Ее втолкнули в боковую дверь, повели наверх по лестнице. Потом снова толчок в спину и лязг засова. Она была в довольно большой комнате, к которой примыкало несколько маленьких и тесных камор, скорее даже ниш. И снова она догадалась, что это. Бывшее помещение архива, тоже разграбленное. Все, что имело хоть какую-то ценность, отсюда выволокли. В большой комнате на стене сохранился ковер, такой облезлый, что на него никто не польстился, некрашеный стол и разбитый сундук, в котором раньше, вероятно, хранились книги. Оконце под самым потолком было такое узкое, что даже она при своей худобе не смогла бы пролезть.
Итак, заключенная, безоружная (нож у нее отобрали сразу же) – в логове врага. Однако страх был так же неощутим, как и холод.
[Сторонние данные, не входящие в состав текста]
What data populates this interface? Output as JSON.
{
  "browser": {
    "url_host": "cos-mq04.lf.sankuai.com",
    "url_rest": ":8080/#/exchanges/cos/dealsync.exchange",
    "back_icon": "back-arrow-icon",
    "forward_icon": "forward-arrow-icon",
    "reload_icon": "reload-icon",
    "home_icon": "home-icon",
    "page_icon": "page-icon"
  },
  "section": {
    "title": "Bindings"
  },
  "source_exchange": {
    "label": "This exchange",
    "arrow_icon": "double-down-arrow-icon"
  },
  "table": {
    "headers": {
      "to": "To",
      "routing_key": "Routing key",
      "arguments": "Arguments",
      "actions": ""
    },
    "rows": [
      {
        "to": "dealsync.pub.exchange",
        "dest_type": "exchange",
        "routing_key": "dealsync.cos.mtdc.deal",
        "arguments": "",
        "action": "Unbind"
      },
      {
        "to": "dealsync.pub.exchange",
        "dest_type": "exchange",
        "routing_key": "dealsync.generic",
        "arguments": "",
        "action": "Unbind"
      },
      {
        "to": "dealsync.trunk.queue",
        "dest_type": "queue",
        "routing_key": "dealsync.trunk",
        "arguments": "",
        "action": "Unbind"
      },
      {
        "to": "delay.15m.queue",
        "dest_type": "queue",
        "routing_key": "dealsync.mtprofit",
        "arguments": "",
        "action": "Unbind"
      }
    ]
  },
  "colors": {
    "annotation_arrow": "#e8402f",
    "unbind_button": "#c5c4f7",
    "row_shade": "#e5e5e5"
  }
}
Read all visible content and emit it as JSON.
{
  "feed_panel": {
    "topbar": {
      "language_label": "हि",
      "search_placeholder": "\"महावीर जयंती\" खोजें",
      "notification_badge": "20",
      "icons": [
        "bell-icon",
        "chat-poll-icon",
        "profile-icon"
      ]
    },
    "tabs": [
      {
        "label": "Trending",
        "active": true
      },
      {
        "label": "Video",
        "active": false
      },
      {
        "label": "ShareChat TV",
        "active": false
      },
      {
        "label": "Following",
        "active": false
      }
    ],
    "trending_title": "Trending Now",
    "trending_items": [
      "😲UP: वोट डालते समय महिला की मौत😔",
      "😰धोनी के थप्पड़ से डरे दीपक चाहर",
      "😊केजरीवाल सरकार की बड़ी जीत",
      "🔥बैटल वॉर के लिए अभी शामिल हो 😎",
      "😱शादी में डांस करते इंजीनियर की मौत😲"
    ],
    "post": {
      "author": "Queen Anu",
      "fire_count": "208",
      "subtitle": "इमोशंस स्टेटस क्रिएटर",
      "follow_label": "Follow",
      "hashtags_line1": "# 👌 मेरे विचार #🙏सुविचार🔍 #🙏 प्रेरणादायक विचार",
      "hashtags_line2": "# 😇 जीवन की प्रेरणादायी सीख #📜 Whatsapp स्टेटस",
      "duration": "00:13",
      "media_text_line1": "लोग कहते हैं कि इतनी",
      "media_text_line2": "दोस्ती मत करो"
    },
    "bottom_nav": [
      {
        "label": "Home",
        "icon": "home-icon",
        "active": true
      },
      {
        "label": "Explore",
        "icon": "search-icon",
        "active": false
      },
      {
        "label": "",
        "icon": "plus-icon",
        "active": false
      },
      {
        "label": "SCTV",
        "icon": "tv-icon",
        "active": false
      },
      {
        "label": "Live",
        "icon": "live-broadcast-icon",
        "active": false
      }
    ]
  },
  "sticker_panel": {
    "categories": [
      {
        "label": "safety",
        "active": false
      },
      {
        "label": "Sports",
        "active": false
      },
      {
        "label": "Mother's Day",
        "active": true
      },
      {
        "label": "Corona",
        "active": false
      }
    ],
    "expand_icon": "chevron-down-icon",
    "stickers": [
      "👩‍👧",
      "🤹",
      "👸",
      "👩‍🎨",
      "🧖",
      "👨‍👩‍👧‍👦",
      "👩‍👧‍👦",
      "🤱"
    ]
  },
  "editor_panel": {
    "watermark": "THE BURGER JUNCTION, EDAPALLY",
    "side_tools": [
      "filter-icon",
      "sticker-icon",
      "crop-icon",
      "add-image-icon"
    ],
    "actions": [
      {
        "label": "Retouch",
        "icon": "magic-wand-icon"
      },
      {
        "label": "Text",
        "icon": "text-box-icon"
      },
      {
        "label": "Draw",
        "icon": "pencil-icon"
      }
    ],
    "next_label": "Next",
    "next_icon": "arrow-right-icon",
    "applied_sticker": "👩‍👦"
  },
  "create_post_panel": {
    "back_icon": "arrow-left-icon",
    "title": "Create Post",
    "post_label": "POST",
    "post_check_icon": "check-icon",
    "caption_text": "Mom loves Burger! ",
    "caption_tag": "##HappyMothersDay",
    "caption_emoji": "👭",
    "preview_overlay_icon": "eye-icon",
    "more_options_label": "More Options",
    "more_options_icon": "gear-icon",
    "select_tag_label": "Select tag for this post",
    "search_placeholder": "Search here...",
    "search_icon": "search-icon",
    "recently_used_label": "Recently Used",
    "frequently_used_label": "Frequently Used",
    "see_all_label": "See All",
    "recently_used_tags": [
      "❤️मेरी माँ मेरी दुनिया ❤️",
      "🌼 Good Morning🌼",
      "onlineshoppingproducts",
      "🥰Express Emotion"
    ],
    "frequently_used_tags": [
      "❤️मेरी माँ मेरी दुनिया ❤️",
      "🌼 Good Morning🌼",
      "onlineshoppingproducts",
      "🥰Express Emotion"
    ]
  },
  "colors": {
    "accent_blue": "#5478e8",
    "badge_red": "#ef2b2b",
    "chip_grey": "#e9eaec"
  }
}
Она села на сундук и принялась пальцами разбирать спутанные волосы. Учитывая их обилие, это занятие могло продолжаться неопределенно долго. Но ей необходимо было чем-нибудь занять руки, чтобы освободить голову. Все, что случилось в зале, мгновенно осветилось в сознании, и она поняла, почему не испытывает страха. Торгерн. Ненависть к этому человеку (человеку?) сразу охватила все ее существо, так что для страха просто не осталось места. И Карен обрадовалась этой ненависти. Она была единственной реальностью в этом распадающемся мире. Единственной опорой. Здание жизни, любовно возводимое многие годы, обрушилось в прах. Она могла бы растеряться, впасть в отчаяние. Но тут пришла эта ненависть – легко и естественно. И Карен снова стала бодра и сильна. И напугать могла разве что легкость, с которой эта ненависть пришла. Боже мой, она, в жизни не причинившая зла ни одному живому существу, радовалась смерти человеческой! И виной – не только преступление Безухого. Нет. Влияние животной злобы, жестокости, исходящее от… того. Торгерн. Она снова вернулась к этому имени, имени, которое отныне носила ее ненависть. О человеке она не думала. Ей не было дела до него. Она даже не заметила, как он выглядит, молод или стар, красив или безобразен. Слишком явной была сущность.
Между тем наступил вечер. Ранний зимний вечер, а она все так же сидела в полной темноте, погрузившись в свою ненависть, глубоко равнодушная ко всему остальному, в том числе и к течению времени. Из оцепенения ее вывели шаги и голоса за дверью. После долгой тишины они слышались грохотом. Да! Он не забыл прийдти лично допросить ее. Карен стиснула зубы. Усилием воли уняла биение сердца. Следует быть готовой ко всему, в том числе и к смерти, которая, видно, ходит здесь свободнее, чем на поле сражения. Смерть! Ни о каком ином выходе она не думала, ненависть парализовала ее мозг, лишив его если не силы, то быстроты мысли.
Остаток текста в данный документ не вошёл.